Morning Shift’s Tony Sarabia spoke with Ann Scholhamer, co-organizer of the Chicago event, and the march’s emcee, Fawzia Mirza, about their motivations. Here are some highlights from the conversation.
On whether the movement is an anti-Trump
Ann Scholhamer: Our platform is one of “come and speak out about what’s important to you.” And for some people it will be speaking out against that administration in particular. But for a lot of people it’s really about very specific things and about how they want to protect those rights.
On what motivated them to organize the Chicago march
Scholhamer: It was really the rhetoric of the election. It just became such an assault on human rights, and there’s been such a promise to take away human rights. For me, it’s about the next generation, my children’s friends.
It’s just overwhelming. I could say I’m more politicized, but really it’s just that I’m more aware, coming into contact with more and more people and their fears across the board.

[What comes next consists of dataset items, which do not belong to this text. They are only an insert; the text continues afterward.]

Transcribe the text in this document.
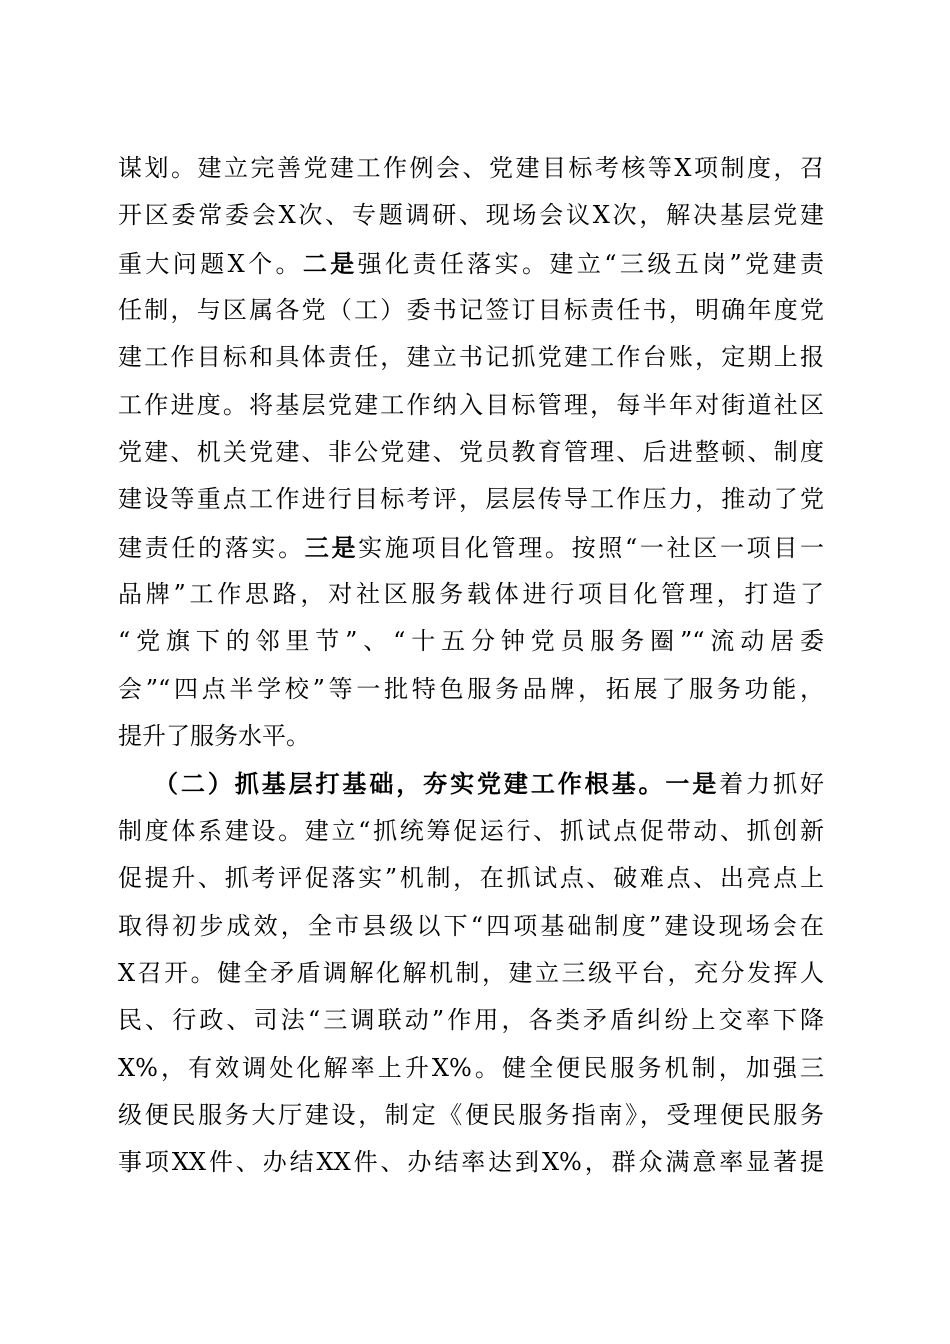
谋划。建立完善党建工作例会、党建目标考核等X项制度，召
开区委常委会X次、专题调研、现场会议X次，解决基层党建
重大问题X个。二是强化责任落实。建立“三级五岗”党建责
任制，与区属各党（工）委书记签订目标责任书，明确年度党
建工作目标和具体责任，建立书记抓党建工作台账，定期上报
工作进度。将基层党建工作纳入目标管理，每半年对街道社区
党建、机关党建、非公党建、党员教育管理、后进整顿、制度
建设等重点工作进行目标考评，层层传导工作压力，推动了党
建责任的落实。三是实施项目化管理。按照“一社区一项目一
品牌”工作思路，对社区服务载体进行项目化管理，打造了
“党旗下的邻里节”、“十五分钟党员服务圈”“流动居委
会”“四点半学校”等一批特色服务品牌，拓展了服务功能，
提升了服务水平。
（二）抓基层打基础，夯实党建工作根基。一是着力抓好
制度体系建设。建立“抓统筹促运行、抓试点促带动、抓创新
促提升、抓考评促落实”机制，在抓试点、破难点、出亮点上
取得初步成效，全市县级以下“四项基础制度”建设现场会在
X召开。健全矛盾调解化解机制，建立三级平台，充分发挥人
民、行政、司法“三调联动”作用，各类矛盾纠纷上交率下降
X%，有效调处化解率上升X%。健全便民服务机制，加强三
级便民服务大厅建设，制定《便民服务指南》，受理便民服务
事项XX件、办结XX件、办结率达到X%，群众满意率显著提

Fawzia Mirza: I openly identify as Pakistani, Muslim, queer, woman, Chicagoan, American, human, activist. For me, this march is about connecting and protecting and activating and really bringing communities together, that’s what I do just being a personal daily.
On the importance of intersectionality
Mirza: The groups that you’re a part of — whether it’s women’s groups or the LGBTQ community — there’s often divisions within that. And I feel like a lot of the people I’m talking to are seeing this as the opportunity for us all to come together. Whether this is just the beginning, for us — almost like a portal — this isn’t just a one-time thing. It’s a way for us to say, “Okay, we did this, we rallied, we can come together. What can we do next? How can we then be heard even louder and collectively?”